As a major trade route, the South China Sea falls under the protection of international law and law of the sea. For the G7 countries, namely Canada, France, Germany, Italy, Japan, the United Kingdom and the United States, it is of vital strategic interest.
Five trillion dollars worth of goods passes through the South China Sea each year. It is a dynamic waterway for global traffic from traveling west to east and east to west.
China sees the South China Sea as important and necessary to its commercial shipping. Under its seafloor lies an untold wealth of oil and gas, as well as precious minerals.
To stake its claim to sovereignty, China has dusted down maps from the Zhou dynasty as proof of its dominion over the waters. China’s claim has been contested by Brunei, Indonesia, Malaysia, the Philippines, Taiwan and Vietnam. Some have maps of their own contesting China’s claim.
The war of maps will resolve little; it is military and economic might that may win the day and China is the strongest in this contest.
In consequence, it is in this context that the G7 leaders are presenting a united front, insisting that Asia’s prosperity is impossible to separate from freedom of navigation and trade in the South China Sea.
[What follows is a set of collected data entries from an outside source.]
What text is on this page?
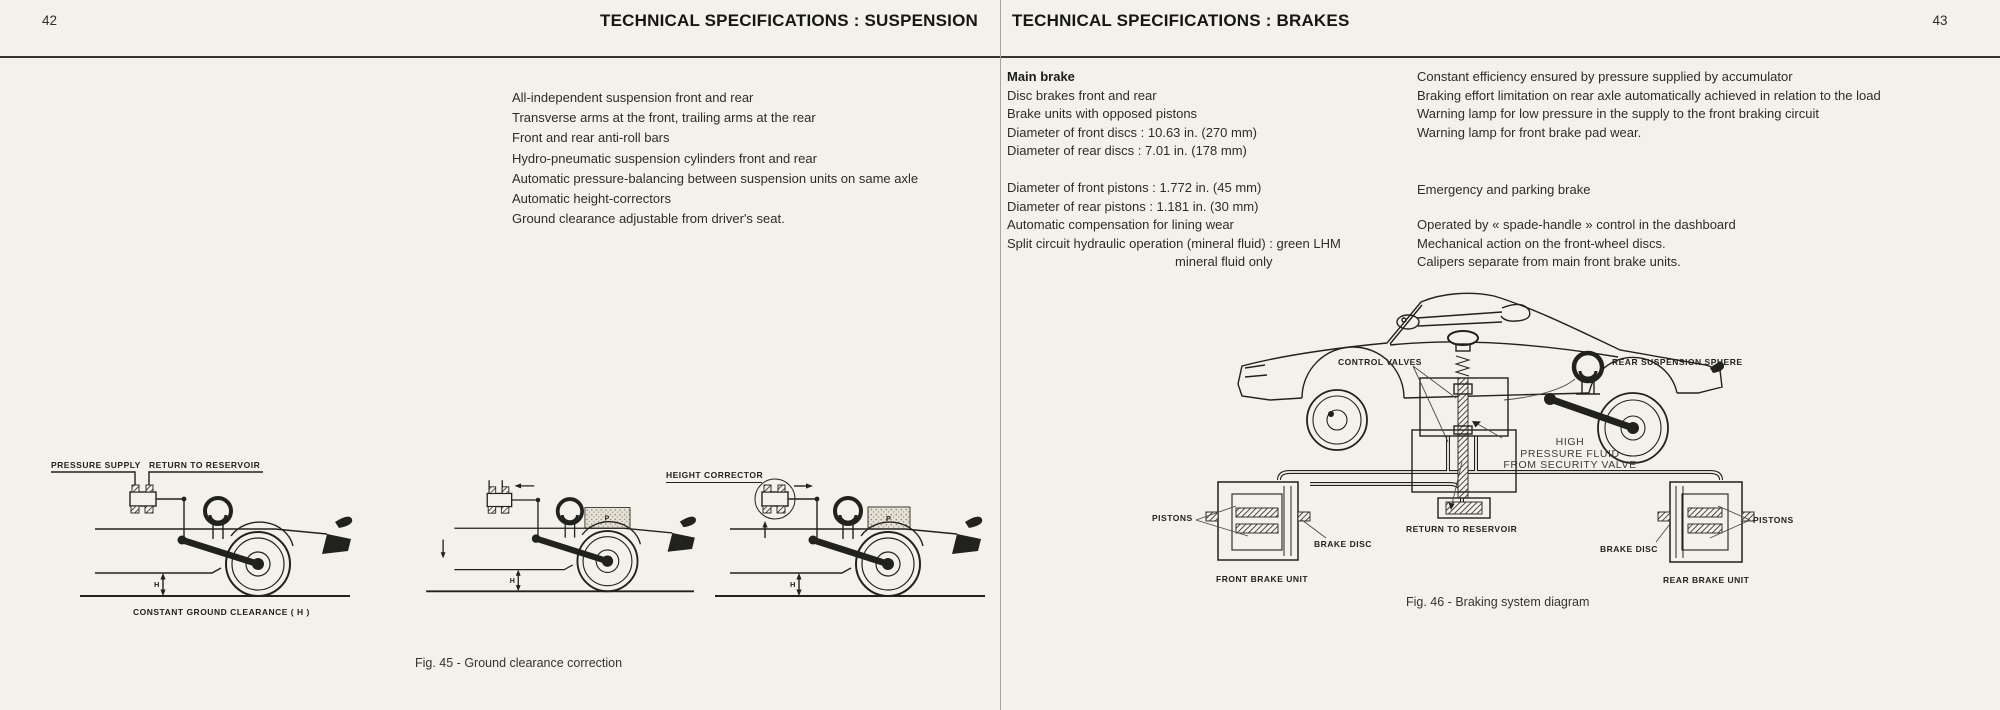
42	TECHNICAL SPECIFICATIONS : SUSPENSION TECHNICAL SPECIFICATIONS : BRAKES	43
All-independent suspension front and rear
Transverse arms at the front, trailing arms at the rear
Front and rear anti-roll bars
Hydro-pneumatic suspension cylinders front and rear
Automatic pressure-balancing between suspension units on same axle
Automatic height-correctors
Ground clearance adjustable from driver's seat.
PRESSURE SUPPLY RETURN TO RESERVOIR
H
CONSTANT GROUND CLEARANCE ( H )
H
P
H
P
HEIGHT CORRECTOR
Fig. 45 - Ground clearance correction
Main brake
Disc brakes front and rear
Brake units with opposed pistons
Diameter of front discs : 10.63 in. (270 mm)
Diameter of rear discs : 7.01 in. (178 mm)
Diameter of front pistons : 1.772 in. (45 mm)
Diameter of rear pistons : 1.181 in. (30 mm)
Automatic compensation for lining wear
Split circuit hydraulic operation (mineral fluid) : green LHM
mineral fluid only
Constant efficiency ensured by pressure supplied by accumulator
Braking effort limitation on rear axle automatically achieved in relation to the load
Warning lamp for low pressure in the supply to the front braking circuit
Warning lamp for front brake pad wear.
Emergency and parking brake
Operated by « spade-handle » control in the dashboard
Mechanical action on the front-wheel discs.
Calipers separate from main front brake units.
CONTROL VALVES	REAR SUSPENSION SPHERE
HIGH
PRESSURE FLUID
FROM SECURITY VALVE
PISTONS
BRAKE DISC
FRONT BRAKE UNIT
RETURN TO RESERVOIR
BRAKE DISC
PISTONS
REAR BRAKE UNIT
Fig. 46 - Braking system diagram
President Barack Obama has called for a forceful response to China’s claims, more a result of the fact that China is constructing artificial islands and dredging deeply into the South China Sea. China has also strengthened its military presence there. As such, it is challenging the 12-mile territory limit and engaging in territorial disputes with the Philippines and Vietnam.
But this is of lesser importance, as China is perhaps on a crash course with U.S. geopolitical supremacy and goals in the region. It is good to recall Obama’s pivot to East Asia. This significant shift in foreign policy relies on military and economic might to box in China, the United States’ most formidable competitor.
It is in this sense that the Trans-Pacific Partnership, a very ambitious free trade plan, hopes to foster stronger economic and military ties with countries that lay claims to the South China Sea. Its very existence hinges on free trade and freedom of the seas, and fits neatly into Obama’s new Asia policy.
China sees this as meddling in its own internal affairs. The United States has sent in warships and planes, all of which China has challenged short of open conflict.
At an international security conference in Singapore, Secretary of Defense Ashton Carter has proposed to “deepen defense cooperation in the Asia-Pacific by expanding a security network of countries whose militaries train together and eventually operate together.”
In his speech, Carter raised complaints of China’s unnerving neighboring countries by building reefs in the disputed area. Nonetheless he offered China a place at the table, but under U.S. leadership.
Much of the free trade traffic goes to China and Hong Kong. Indonesia, the Philippines, Taiwan and Vietnam are largely best served ports on the Pacific. That leaves South Korea and Japan, both U.S. allies, short on oil and gas, and these two countries are our close allies in Asia. The European countries that are part of G7 depend on China for trade; they have a disadvantage when it comes to the military, relying on the United States’ predominance in Asia.
It is from this geopolitical optic that the United States views China’s claims and ascendency, economically and militarily, as a threat to its preponderant role in the region.
The Trans-Pacific Partnership seeks to strengthen the countries with claims to the South China Sea as a counterweight to China, along with a U.S. armada and economic clout.
A long war of attrition between the United States and China will determine who will prevail in the end. No one wants another war. China will accommodate its ways to reality, but will not give up what it considers its historical rights.
The claimants, despite expressing their anger over the situation, live in China’s shadow and have learned to live with their big neighbor, as any reading of history proves.
But the fly in the ointment is Japan, who is wholly dependent on freedom of the sea and easy access in the South China Sea. The United States will defend it for sure, but Japan has to make adjustments with China, and come to some agreement with China on its nearly two-decade long war against China.
In the end China will shape its behavior to the South China Sea along the lines of territorial adjustments it made with Burma and the Soviet Union.